Мы с удовольствием принялись за еду. Обед был простой, но очень сытный и вкусно приготовленный, а хозяева отличались необыкновенным вниманием и хлебосольством.

Постепенно разговорившись с ними, я узнал от пана Тадеуша некоторые неизвестные мне подробности из жизни покойного дяди.

Борки, как оказывается, он купил чуть не двадцать лет тому назад и, поселившись в старом доме, энергично принялся за хозяйство.
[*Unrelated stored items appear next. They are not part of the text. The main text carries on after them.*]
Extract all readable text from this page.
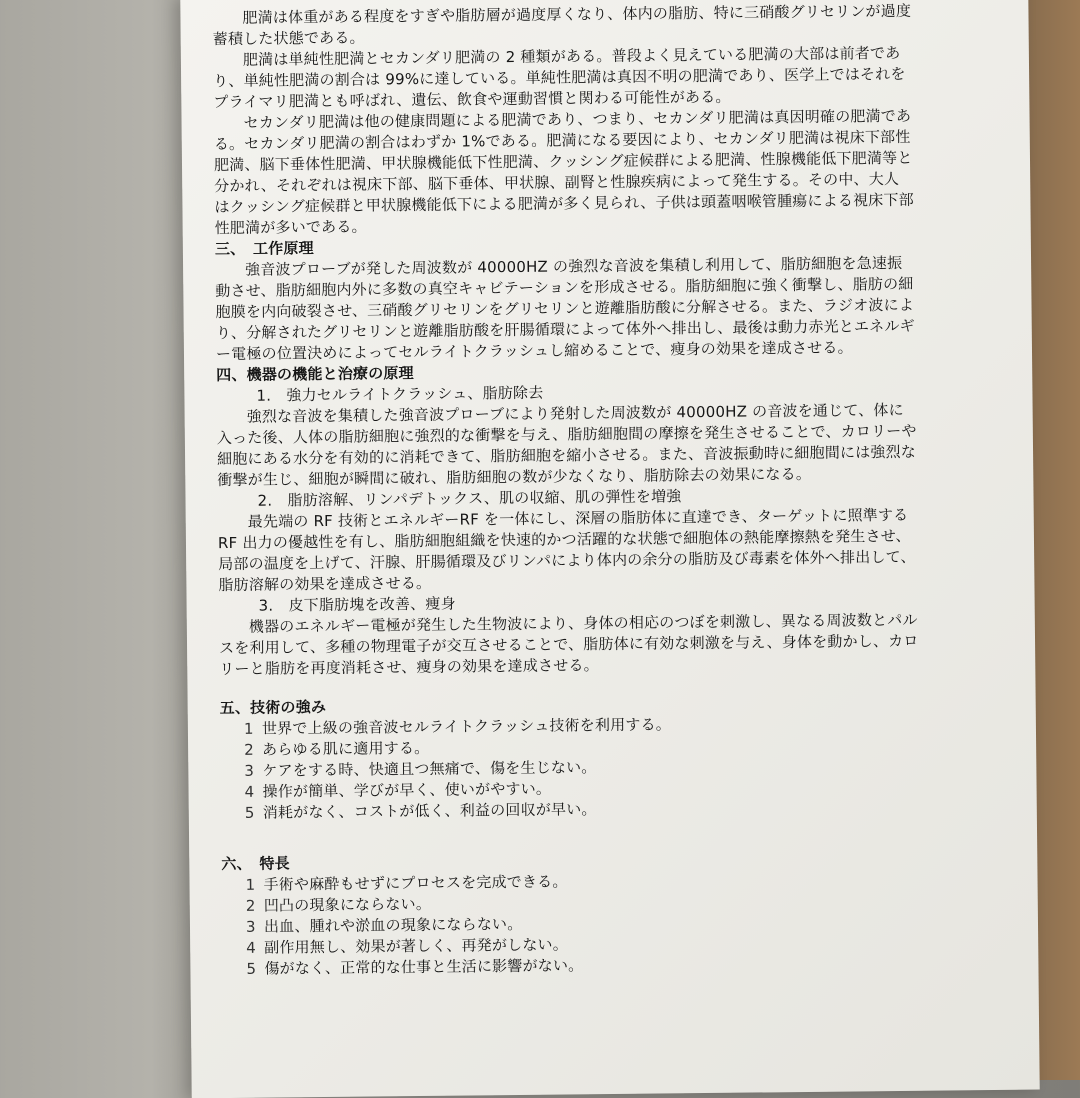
肥満は体重がある程度をすぎや脂肪層が過度厚くなり、体内の脂肪、特に三硝酸グリセリンが過度蓄積した状態である。

肥満は単純性肥満とセカンダリ肥満の 2 種類がある。普段よく見えている肥満の大部は前者であり、単純性肥満の割合は 99%に達している。単純性肥満は真因不明の肥満であり、医学上ではそれをプライマリ肥満とも呼ばれ、遺伝、飲食や運動習慣と関わる可能性がある。

セカンダリ肥満は他の健康問題による肥満であり、つまり、セカンダリ肥満は真因明確の肥満である。セカンダリ肥満の割合はわずか 1%である。肥満になる要因により、セカンダリ肥満は視床下部性肥満、脳下垂体性肥満、甲状腺機能低下性肥満、クッシング症候群による肥満、性腺機能低下肥満等と分かれ、それぞれは視床下部、脳下垂体、甲状腺、副腎と性腺疾病によって発生する。その中、大人はクッシング症候群と甲状腺機能低下による肥満が多く見られ、子供は頭蓋咽喉管腫瘍による視床下部性肥満が多いである。

三、　工作原理

強音波プローブが発した周波数が 40000HZ の強烈な音波を集積し利用して、脂肪細胞を急速振動させ、脂肪細胞内外に多数の真空キャビテーションを形成させる。脂肪細胞に強く衝撃し、脂肪の細胞膜を内向破裂させ、三硝酸グリセリンをグリセリンと遊離脂肪酸に分解させる。また、ラジオ波により、分解されたグリセリンと遊離脂肪酸を肝腸循環によって体外へ排出し、最後は動力赤光とエネルギー電極の位置決めによってセルライトクラッシュし縮めることで、痩身の効果を達成させる。

四、機器の機能と治療の原理

1.　強力セルライトクラッシュ、脂肪除去

強烈な音波を集積した強音波プローブにより発射した周波数が 40000HZ の音波を通じて、体に入った後、人体の脂肪細胞に強烈的な衝撃を与え、脂肪細胞間の摩擦を発生させることで、カロリーや細胞にある水分を有効的に消耗できて、脂肪細胞を縮小させる。また、音波振動時に細胞間には強烈な衝撃が生じ、細胞が瞬間に破れ、脂肪細胞の数が少なくなり、脂肪除去の効果になる。

2.　脂肪溶解、リンパデトックス、肌の収縮、肌の弾性を増強

最先端の RF 技術とエネルギーRF を一体にし、深層の脂肪体に直達でき、ターゲットに照準する RF 出力の優越性を有し、脂肪細胞組織を快速的かつ活躍的な状態で細胞体の熱能摩擦熱を発生させ、局部の温度を上げて、汗腺、肝腸循環及びリンパにより体内の余分の脂肪及び毒素を体外へ排出して、脂肪溶解の効果を達成させる。

3.　皮下脂肪塊を改善、痩身

機器のエネルギー電極が発生した生物波により、身体の相応のつぼを刺激し、異なる周波数とパルスを利用して、多種の物理電子が交互させることで、脂肪体に有効な刺激を与え、身体を動かし、カロリーと脂肪を再度消耗させ、痩身の効果を達成させる。

五、技術の強み

1 世界で上級の強音波セルライトクラッシュ技術を利用する。

2 あらゆる肌に適用する。

3 ケアをする時、快適且つ無痛で、傷を生じない。

4 操作が簡単、学びが早く、使いがやすい。

5 消耗がなく、コストが低く、利益の回収が早い。

六、　特長

1 手術や麻酔もせずにプロセスを完成できる。

2 凹凸の現象にならない。

3 出血、腫れや淤血の現象にならない。

4 副作用無し、効果が著しく、再発がしない。

5 傷がなく、正常的な仕事と生活に影響がない。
Не прошло, однако, и трех месяцев, как дядя вдруг захандрил, затосковал и неожиданно для всех переселился в губернский город.

В усадьбу он прислал в качестве управляющего какого-то немца. Последний надежд дяди не оправдал и был заменен русским, за ним последовал второй русский, потом еще кто-то, пока на седьмом году владения Борками дядя не познакомился с паном Тадеушем и не поручил ему управления своим имением.

Как раз около этого времени дядя стал болеть и по совету врачей переселился за границу, откуда в Россию уже никогда не возвращался, а в имение свое, как это ни странно, так ни разу и не понаведался со дня своего выезда в губернский город.

С паном Тадеушем дядя был в постоянной деловой переписке и через него-то он и следил за нами, предупредив пана Тадеуша, что мы унаследуем это имение после его смерти.

Рассказав мне все это с множеством разных подробностей, которые для настоящего рассказа интереса представлять не могут, пан Тадеуш очень тонко и осторожно спросил меня о том, совсем ли мы приехали или на время, и какие у нас намерения относительно имения.

Он, естественно, опасался за свою судьбу, и я постарался поскорее его успокоить.

— Ничего не могу сказать вам относительно этого, пан Тадеуш; мы с сестрой просто приехали пожить в Борках некоторое время и отдохнуть от городского шума, а что будет дальше, то мы об этом еще и не думали. Во всяком случае, в какую бы форму это будущее ни вылилось, мы просим вас не отказать оставаться на вашем посту и работать для нас так же, как вы в течение целых тринадцати лет работали для покойного дяди.

Пан Тадеуш молча, но с сознанием своего достоинства низко склонил свою голову и перевел разговор на какую-то другую тему.